Jean-Christophe Meurisse
Avec Oranges sanguines, Jean-Christophe Meurisse a porté à une intensité presque insoutenable ce qu'il cherche depuis ses débuts : une comédie française qui n'adoucit rien, qui attaque frontalement la vulgarité sociale, la violence de classe et la bêtise satisfaite de son époque. Son cinéma appartient évidemment à la France des Années 2010 et des Années 2020, mais il fonctionne comme un mauvais rêve national récurrent, un carnaval où l'ordre bourgeois révèle sa part de sadisme et de grotesque. Le mot Comédie ne suffit pas. Il faudrait y ajouter la farce noire, la férocité, parfois même une pointe de cauchemar.
Meurisse vient du théâtre avec les Chiens de Navarre, et cela s'entend immédiatement dans sa manière de faire confiance à la collision des corps, à l'emballement des scènes, au surgissement de l'imprévu. Ce passage par la troupe lui a donné quelque chose de rare dans le cinéma français contemporain : un sens du désordre vivant. Là où tant de comédies sont tenues par le scénario comme par une laisse, les siennes semblent se développer au bord de l'accident. Les acteurs s'y débattent, s'y salissent, s'y laissent parfois emporter par une logique de débordement qui fait toute la valeur du projet. Le rire ne vient pas d'une mécanique bien huilée. Il vient d'une perte de contrôle.
Cette perte de contrôle n'est jamais gratuite. Elle sert à mettre à nu un monde où les normes sociales reposent sur l'humiliation, le déni et la brutalité diffuse. Meurisse filme très bien la France de l'indécence ordinaire, celle des notables obscènes, des institutions veules, des rapports de pouvoir qui se déguisent en civilité. Ce qui pourrait devenir simple satire s'approfondit grâce à son sens du malaise. Le spectateur rit, puis se demande très vite ce que ce rire a de compromettant. Cette oscillation entre hilarité et répulsion est au cœur de son cinéma.
Il y a chez lui une intelligence physique du ridicule. Les corps sont toujours engagés, jamais abstraits. Ils transpirent, trébuchent, s'emportent, s'effondrent. La parole elle-même devient une matière instable, gonflée d'agressivité, de mauvaise foi, de désir de domination ou de pure panique. En cela, Meurisse s'éloigne de la tradition française de la réplique spirituelle et du trait bien ciselé.

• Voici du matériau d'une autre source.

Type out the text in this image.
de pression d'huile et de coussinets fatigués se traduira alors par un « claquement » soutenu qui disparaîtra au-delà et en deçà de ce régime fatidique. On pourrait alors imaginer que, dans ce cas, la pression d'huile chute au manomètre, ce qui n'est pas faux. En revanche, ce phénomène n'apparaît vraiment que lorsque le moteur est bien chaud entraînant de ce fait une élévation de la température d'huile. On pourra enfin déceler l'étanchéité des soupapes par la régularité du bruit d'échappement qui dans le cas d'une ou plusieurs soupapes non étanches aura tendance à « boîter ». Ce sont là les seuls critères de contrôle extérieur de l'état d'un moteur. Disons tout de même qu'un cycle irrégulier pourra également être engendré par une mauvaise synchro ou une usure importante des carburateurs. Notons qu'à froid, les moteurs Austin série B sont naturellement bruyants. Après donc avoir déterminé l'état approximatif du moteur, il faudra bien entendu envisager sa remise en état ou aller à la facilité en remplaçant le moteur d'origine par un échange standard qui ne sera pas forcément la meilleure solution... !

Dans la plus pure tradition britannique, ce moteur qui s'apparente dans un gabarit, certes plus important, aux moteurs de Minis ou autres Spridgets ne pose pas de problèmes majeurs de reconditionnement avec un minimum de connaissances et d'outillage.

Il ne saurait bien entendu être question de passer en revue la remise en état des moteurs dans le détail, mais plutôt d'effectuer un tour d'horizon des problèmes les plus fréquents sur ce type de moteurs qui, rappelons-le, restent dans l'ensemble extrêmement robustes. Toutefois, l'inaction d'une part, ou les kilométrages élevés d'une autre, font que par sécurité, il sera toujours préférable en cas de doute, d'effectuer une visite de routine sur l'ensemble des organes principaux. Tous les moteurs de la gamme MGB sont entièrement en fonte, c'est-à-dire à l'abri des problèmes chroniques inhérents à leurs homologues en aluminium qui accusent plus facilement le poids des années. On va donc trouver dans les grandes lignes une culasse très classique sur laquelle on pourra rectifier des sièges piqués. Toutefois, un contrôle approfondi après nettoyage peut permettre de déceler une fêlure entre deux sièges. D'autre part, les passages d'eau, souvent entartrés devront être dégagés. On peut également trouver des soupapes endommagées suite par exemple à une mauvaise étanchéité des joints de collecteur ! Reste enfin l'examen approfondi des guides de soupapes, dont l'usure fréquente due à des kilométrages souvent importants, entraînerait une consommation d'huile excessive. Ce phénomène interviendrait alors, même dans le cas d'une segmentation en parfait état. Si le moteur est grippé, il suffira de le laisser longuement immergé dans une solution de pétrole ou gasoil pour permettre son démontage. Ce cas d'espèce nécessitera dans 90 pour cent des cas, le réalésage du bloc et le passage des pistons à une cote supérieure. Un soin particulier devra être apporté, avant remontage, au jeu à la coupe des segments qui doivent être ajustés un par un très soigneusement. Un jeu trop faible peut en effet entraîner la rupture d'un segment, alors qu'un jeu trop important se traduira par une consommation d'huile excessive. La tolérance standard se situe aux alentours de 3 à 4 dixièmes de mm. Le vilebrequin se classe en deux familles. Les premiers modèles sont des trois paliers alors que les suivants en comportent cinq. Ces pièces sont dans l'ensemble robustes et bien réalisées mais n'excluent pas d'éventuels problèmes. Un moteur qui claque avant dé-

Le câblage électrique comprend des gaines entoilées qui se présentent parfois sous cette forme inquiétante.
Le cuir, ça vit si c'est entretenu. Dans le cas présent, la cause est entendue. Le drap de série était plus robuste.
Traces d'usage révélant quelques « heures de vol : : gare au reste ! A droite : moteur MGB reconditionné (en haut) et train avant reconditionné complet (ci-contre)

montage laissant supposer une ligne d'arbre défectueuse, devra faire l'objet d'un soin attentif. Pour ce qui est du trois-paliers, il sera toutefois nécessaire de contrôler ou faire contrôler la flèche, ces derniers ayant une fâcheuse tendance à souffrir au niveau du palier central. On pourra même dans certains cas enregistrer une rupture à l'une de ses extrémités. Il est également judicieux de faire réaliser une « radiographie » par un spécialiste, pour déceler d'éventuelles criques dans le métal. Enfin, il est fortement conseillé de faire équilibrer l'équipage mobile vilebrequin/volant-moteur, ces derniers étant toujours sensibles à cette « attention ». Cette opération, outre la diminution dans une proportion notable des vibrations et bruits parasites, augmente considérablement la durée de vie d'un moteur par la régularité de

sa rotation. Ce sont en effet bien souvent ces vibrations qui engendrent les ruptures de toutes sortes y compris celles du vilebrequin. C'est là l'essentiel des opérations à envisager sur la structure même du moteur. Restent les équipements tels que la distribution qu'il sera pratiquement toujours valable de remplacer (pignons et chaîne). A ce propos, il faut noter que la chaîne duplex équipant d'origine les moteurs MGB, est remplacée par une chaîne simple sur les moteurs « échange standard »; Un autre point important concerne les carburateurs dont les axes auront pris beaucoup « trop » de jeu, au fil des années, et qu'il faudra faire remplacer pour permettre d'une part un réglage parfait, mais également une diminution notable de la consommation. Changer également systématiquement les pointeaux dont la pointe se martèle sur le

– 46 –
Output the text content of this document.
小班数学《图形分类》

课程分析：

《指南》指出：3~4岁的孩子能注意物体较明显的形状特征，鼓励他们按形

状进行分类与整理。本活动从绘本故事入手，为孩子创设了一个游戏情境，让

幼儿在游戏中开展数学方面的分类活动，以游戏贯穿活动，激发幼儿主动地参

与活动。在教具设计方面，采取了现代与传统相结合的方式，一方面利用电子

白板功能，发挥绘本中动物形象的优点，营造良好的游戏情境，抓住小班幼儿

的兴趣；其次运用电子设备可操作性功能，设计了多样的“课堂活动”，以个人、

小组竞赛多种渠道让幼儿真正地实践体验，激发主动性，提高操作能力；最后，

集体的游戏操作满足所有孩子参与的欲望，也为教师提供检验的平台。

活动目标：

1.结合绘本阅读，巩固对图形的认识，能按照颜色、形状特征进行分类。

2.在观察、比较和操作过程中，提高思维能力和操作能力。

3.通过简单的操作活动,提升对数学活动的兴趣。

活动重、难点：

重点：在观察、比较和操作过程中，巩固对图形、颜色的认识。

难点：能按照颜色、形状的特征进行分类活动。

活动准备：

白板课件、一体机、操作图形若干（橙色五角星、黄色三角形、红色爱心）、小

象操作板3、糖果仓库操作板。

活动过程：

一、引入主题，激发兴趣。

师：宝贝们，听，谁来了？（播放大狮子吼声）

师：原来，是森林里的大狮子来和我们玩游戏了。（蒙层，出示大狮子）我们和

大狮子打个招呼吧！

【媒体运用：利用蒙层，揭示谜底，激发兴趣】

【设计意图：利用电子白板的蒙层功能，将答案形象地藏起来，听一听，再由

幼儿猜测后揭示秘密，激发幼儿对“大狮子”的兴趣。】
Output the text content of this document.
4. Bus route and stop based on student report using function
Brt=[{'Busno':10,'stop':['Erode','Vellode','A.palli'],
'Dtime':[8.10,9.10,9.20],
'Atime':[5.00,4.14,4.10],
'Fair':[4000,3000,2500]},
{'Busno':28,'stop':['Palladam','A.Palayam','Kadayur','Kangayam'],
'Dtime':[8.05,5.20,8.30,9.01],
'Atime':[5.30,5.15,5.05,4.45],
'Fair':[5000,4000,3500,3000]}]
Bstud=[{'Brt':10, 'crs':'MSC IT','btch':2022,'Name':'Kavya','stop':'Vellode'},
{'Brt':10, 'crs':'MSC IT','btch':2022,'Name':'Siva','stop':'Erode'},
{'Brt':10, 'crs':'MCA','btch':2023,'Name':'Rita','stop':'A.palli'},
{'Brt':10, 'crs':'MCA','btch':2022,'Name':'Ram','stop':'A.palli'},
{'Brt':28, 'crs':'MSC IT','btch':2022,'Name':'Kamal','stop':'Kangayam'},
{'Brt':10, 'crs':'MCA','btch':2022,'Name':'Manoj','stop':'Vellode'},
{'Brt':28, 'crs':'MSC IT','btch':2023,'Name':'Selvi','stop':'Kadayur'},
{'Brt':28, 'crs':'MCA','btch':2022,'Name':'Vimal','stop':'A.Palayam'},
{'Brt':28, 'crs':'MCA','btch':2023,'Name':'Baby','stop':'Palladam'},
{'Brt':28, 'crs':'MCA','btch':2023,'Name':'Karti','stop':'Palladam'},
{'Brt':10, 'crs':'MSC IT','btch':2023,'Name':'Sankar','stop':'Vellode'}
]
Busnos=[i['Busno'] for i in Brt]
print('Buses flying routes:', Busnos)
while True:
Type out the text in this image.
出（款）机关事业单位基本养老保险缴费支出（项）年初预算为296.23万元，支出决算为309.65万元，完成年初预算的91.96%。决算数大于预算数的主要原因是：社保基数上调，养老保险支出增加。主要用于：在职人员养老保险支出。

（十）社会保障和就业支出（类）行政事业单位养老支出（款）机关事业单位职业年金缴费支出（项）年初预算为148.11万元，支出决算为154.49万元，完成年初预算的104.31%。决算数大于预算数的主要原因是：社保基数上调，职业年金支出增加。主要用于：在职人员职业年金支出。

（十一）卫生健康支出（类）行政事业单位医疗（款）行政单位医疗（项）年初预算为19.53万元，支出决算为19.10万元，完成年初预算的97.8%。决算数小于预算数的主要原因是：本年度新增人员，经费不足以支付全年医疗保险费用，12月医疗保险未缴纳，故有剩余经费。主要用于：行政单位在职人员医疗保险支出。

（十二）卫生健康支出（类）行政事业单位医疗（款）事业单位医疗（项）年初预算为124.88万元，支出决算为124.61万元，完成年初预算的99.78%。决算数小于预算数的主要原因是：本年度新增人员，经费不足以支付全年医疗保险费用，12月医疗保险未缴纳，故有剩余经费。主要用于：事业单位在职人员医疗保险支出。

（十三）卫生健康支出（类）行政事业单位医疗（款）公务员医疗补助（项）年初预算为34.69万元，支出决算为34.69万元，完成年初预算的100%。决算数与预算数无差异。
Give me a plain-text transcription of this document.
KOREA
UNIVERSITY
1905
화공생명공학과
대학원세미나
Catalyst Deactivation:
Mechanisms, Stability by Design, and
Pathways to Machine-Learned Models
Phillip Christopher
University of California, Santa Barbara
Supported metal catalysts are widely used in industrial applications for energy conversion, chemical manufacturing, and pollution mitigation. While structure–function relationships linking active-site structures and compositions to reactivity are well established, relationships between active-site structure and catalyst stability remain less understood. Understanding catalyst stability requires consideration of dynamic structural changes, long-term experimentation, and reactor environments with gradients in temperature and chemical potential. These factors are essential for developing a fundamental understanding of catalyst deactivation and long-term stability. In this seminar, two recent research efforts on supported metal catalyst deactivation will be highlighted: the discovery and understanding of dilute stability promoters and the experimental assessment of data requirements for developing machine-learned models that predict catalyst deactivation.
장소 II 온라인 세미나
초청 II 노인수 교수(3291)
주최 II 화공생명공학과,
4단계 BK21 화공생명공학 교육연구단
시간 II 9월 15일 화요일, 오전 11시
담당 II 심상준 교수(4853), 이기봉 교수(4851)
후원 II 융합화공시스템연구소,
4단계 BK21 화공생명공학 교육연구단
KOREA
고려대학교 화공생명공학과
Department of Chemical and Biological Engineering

Ce qu'il recherche, c'est une sorte de vérité convulsive du social. La scène doit faire sentir que la société n'est pas simplement absurde. Elle est obscène dans ses fondations mêmes.
Cette cruauté assumée explique pourquoi son cinéma peut diviser. Certains y verront une outrance fatigante, une volonté de choquer devenue réflexe. C'est manquer ce qui s'y joue réellement. L'excès n'est pas une décoration. Il est la bonne échelle pour filmer un monde où la violence s'est banalisée au point de devenir presque invisible lorsqu'on la représente poliment. Meurisse grossit les traits parce que le réel, tel qu'il le perçoit, est déjà caricatural. Son geste n'est pas de simplification. Il est de révélation par saturation.
Même lorsqu'il s'éloigne du pur comique, son cinéma conserve quelque chose du Horreur. Non pas au sens générique strict, mais dans sa manière de faire surgir l'effroi au milieu du ridicule. Une fête, une conversation, un bureau, un tribunal, tout peut basculer vers une forme de monstruosité sociale. C'est là que Meurisse devient particulièrement intéressant pour un regard cinéphile attentif aux zones troubles entre les genres. Le rire y a toujours quelque chose d'inquiet. Il découvre la pourriture sous le vernis.
Jean-Christophe Meurisse occupe donc une place singulière dans le cinéma français récent. Il n'essaie pas de rendre le chaos aimable ni la satire élégante. Il préfère le heurt, la laideur signifiante, le débordement qui accuse. Cette stratégie lui donne des films profondément irritants pour qui attend d'une comédie qu'elle réconcilie. Or précisément, Meurisse ne réconcilie rien. Il expose une société incapable de se regarder sans mensonge, et il choisit pour cela une forme qui refuse elle aussi la consolation. C'est brutal, souvent très drôle, parfois presque irrespirable. C'est surtout d'une cohérence remarquable.